É muito diferente, o FC Porto é um clube com uma dimensão muito maior e
é um orgulho representá-lo”, referiu em declarações ao FC Porto após
ter oficializado a sua transferência, no Estádio do Dragão. Os
“dragões” chegaram a um acordo com a SAD do Santa Clara num negócio que
pode ascender aos 4 milhões de euros: 1,5 milhões de euros, mais 500
mil por objetivos. Este valor corresponde a 80 por cento do passe do
jogador, sendo que os restantes 20 por cento poderão ser adquiridos pelo
valor de dois milhões de euros.No âmbito do mecanismo de
compensação, o Santa Clara terá de pagar uma verba de 20 mil euros ao
São Roque pela transferência do jogador, visto que João Afonso fez parte
da sua formação no clube.João Afonso, natural de Ponta Delgada,
iniciou o seu percurso de formação no São Roque, tendo na temporada de
2022/23, com 14 anos, seguido para o Santa Clara.

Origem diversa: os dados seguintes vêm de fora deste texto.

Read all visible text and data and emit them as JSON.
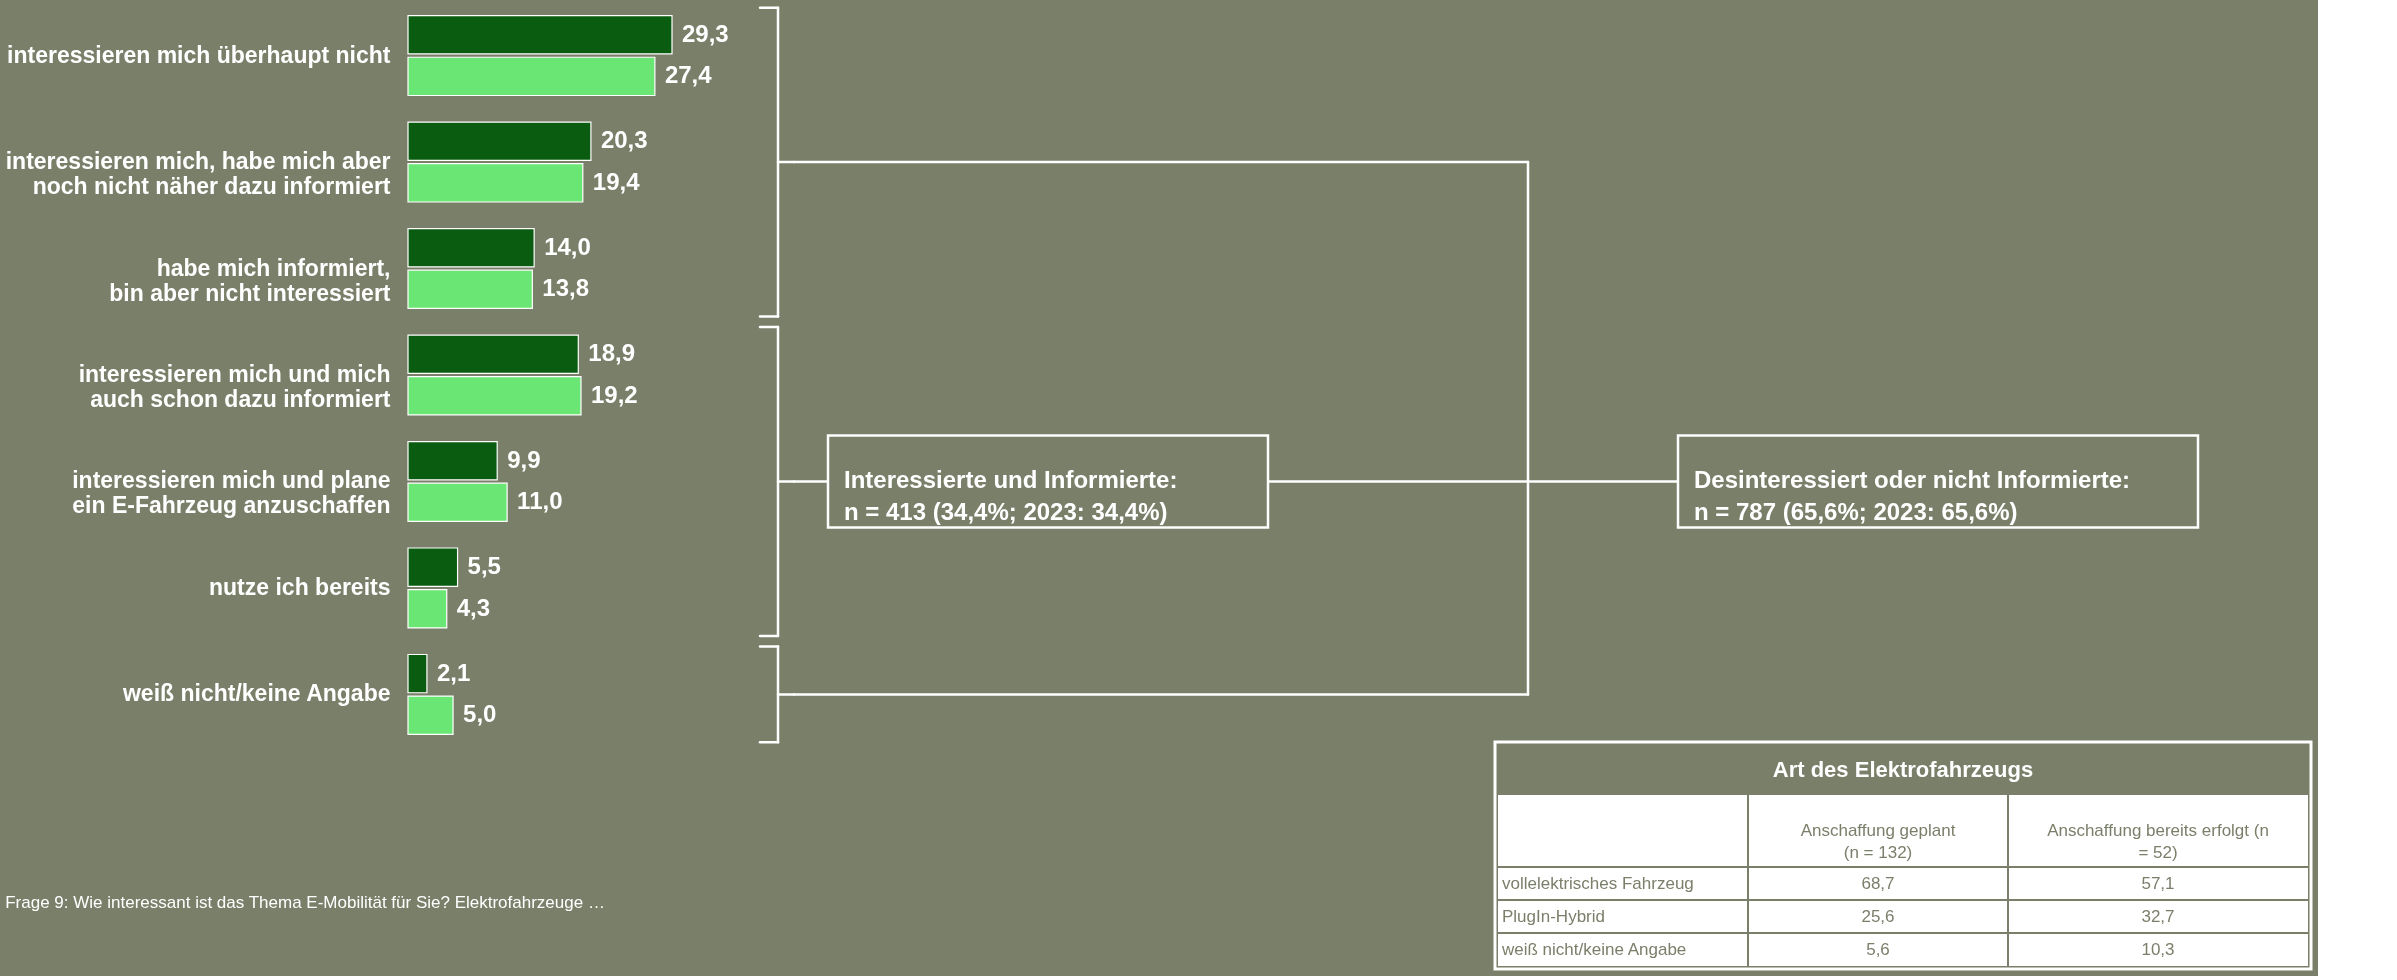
{
  "chart_data": {
    "type": "bar",
    "orientation": "horizontal",
    "categories": [
      "interessieren mich überhaupt nicht",
      "interessieren mich, habe mich aber\nnoch nicht näher dazu informiert",
      "habe mich informiert,\nbin aber nicht interessiert",
      "interessieren mich und mich\nauch schon dazu informiert",
      "interessieren mich und plane\nein E-Fahrzeug anzuschaffen",
      "nutze ich bereits",
      "weiß nicht/keine Angabe"
    ],
    "series": [
      {
        "color": "#0a5c10",
        "values": [
          29.3,
          20.3,
          14.0,
          18.9,
          9.9,
          5.5,
          2.1
        ],
        "value_labels": [
          "29,3",
          "20,3",
          "14,0",
          "18,9",
          "9,9",
          "5,5",
          "2,1"
        ]
      },
      {
        "color": "#6ae675",
        "values": [
          27.4,
          19.4,
          13.8,
          19.2,
          11.0,
          4.3,
          5.0
        ],
        "value_labels": [
          "27,4",
          "19,4",
          "13,8",
          "19,2",
          "11,0",
          "4,3",
          "5,0"
        ]
      }
    ],
    "annotations": [
      "Interessierte und Informierte:\nn = 413 (34,4%; 2023: 34,4%)",
      "Desinteressiert oder nicht Informierte:\nn = 787 (65,6%; 2023: 65,6%)",
      "Frage 9: Wie interessant ist das Thema E-Mobilität für Sie? Elektrofahrzeuge …",
      "Art des Elektrofahrzeugs",
      "Anschaffung geplant\n(n = 132)",
      "Anschaffung bereits erfolgt (n\n= 52)",
      "vollelektrisches Fahrzeug",
      "68,7",
      "57,1",
      "PlugIn-Hybrid",
      "25,6",
      "32,7",
      "weiß nicht/keine Angabe",
      "5,6",
      "10,3"
    ]
  }
}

Ao longo de quatro
épocas como guardião dos “encarnados”, o jovem realizou um total de 85
jogos entre os escalões de Sub-19 e Sub-23, equipa B e equipa principal,
onde foi titular nos últimos dois jogos da temporada 2025/2026, frente
ao Nacional e FC Porto, respetivamente.Na despedida ao clube
açoriano, João Afonso deixou uma mensagem a todos os que o acompanharam
no seu percurso profissional e de formação. “Aos 18 anos, tive o
privilégio de representar o clube da minha terra… no maior palco do
futebol português. Cresci aqui. O Santa Clara não me formou apenas como
guarda-redes… formou-me como homem, como pessoa, como açoriano ainda
mais orgulhoso das minhas raízes. Hoje chega o momento de seguir um novo
caminho. Mas há ligações que o tempo, a distância ou o futebol nunca
conseguem apagar”, revelou ao Santa Clara.